Мимо прошла пара эльфов и компания нарядно одетых людей, проехал всадник на красивом верховом коне, но нигде не было видно ни ликана с его инструментом, ни мисочки с монетками. Яси кинулась к торговке зеленью:
— Тётушка, скажи ради солнца и ветра, здесь не проходил только что пожилой мужчина с арфой?
Торговка посмотрела на неё удивлённо и участливо:
— Что случилось, милая? Ты потерялась?
Поняв, что не получит толкового ответа, Яси принялась внимательно осматривать мостовую, на которой только что сидел Полночный Волк. Среди пыли, соломы и скорлупок от орехов на нагретых солнцем камнях лежал маленький варган. Его рамка была украшена изображением бегущего волка. Яси подобрала инструмент и зажала в руке. Затем, собравшись с духом, вернулась к торговке зеленью и спросила мальчика, глазевшего на сладкие пирожки в лавке напротив:
— Эй, братец, не видал ли ты, куда ушёл старичок, который только что тут пел? Или большая серая собака?
Мальчишка посмотрел на неё удивлённо:
— Какой старичок? Тут никто не пел. Только вон, мужик ходит с шарманкой да учёным псом.

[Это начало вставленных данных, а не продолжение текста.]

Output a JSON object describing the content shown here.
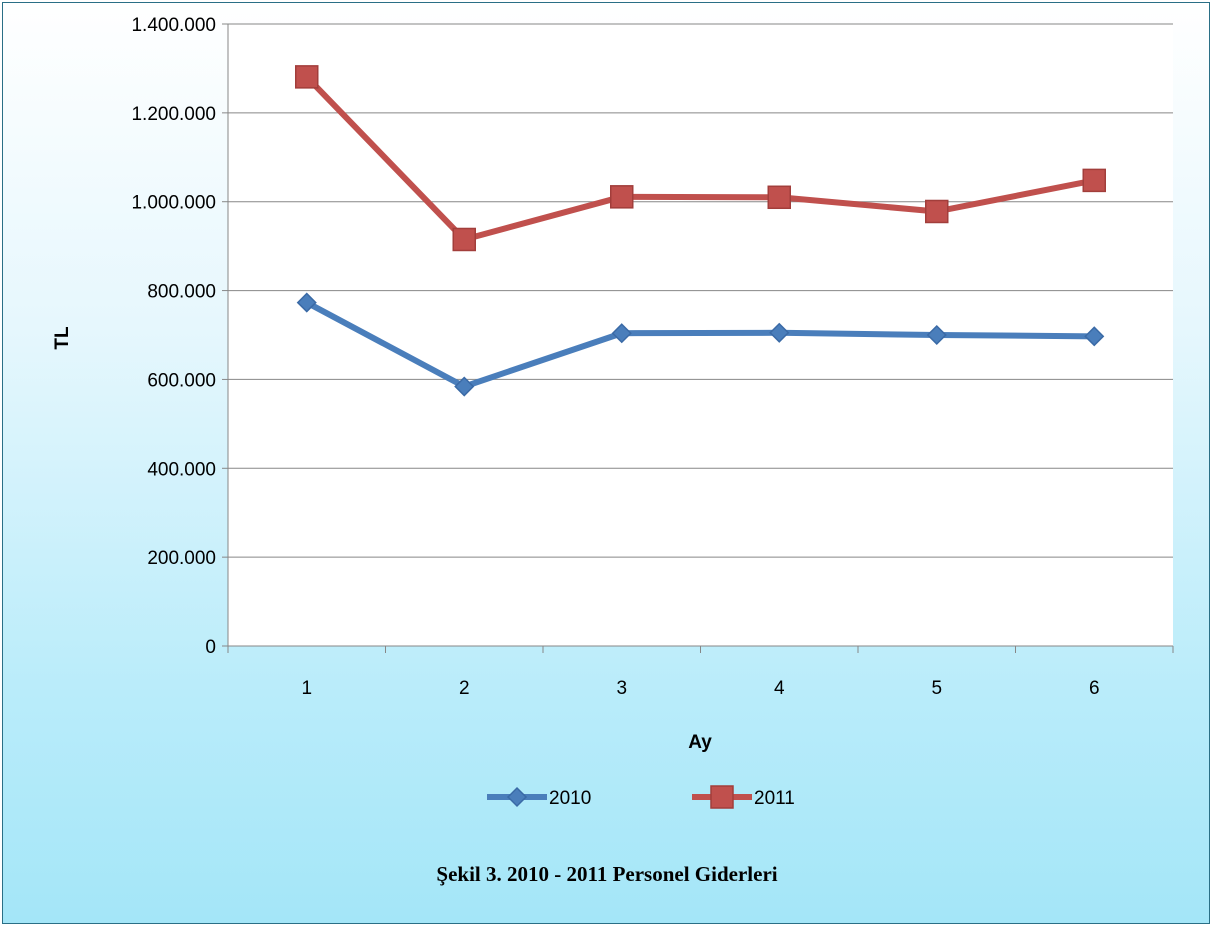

Яси ещё раз внимательно осмотрела варган, потом завернула его в чистую тряпицу и спрятала в кошелёк. И решила, что, как видно, нынче Полночный Волк не зря показался ей и оставил подарок. Но к чему в его песне были слова про снег, раны и гнев?
В лавке аптекаря Яси заработала целых пятьдесят полулар. Полюбовавшись немного на распиленные пополам медные монетки, она ссыпала своё богатство в кошель и окинула торг новым, деловым и цепким взглядом. Теперь Яси считала себя настоящим покупателем, а не просто ротозейкой.
Очень скоро девочка выяснила: на её деньги не купить ни костяной гребень, который так славно смотрелся бы в волосах Тис, ни новую рубашку Утариону, ни удобную флягу для мастера Кая. А она так надеялась порадовать своих спутников подарками! Да и есть ей уже давно хотелось. Но аппетитные маленькие пирожки из белой муки и печёные яблоки в сладкой глазури стоили аж по пять лар за штуку! Такого расточительства Яси позволить себе не могла.
Со вздохом она отошла от лавки кондитера и ещё раз пригляделась к торговой площади. И заметила, что все чистенькие лавки с красивым товаром, любезными торговцами и празднично разодетыми покупателями располагались недалеко от эльфийской крепости, рядом с богатой частью посада. Спускаясь с холма к городским воротам, можно было видеть, как добротные дома в два поверха сменяются скромными избами, а прямые, мощёные досками улицы — узенькими переулками без мостовых. Возле городской стены избушки уступали место лачугам, построенным из чего попало и кое-как, стоящим без всякого порядка. Тут уже и переулков было не разглядеть, между покосившимися домишками петляли грязные и тёмные тропы.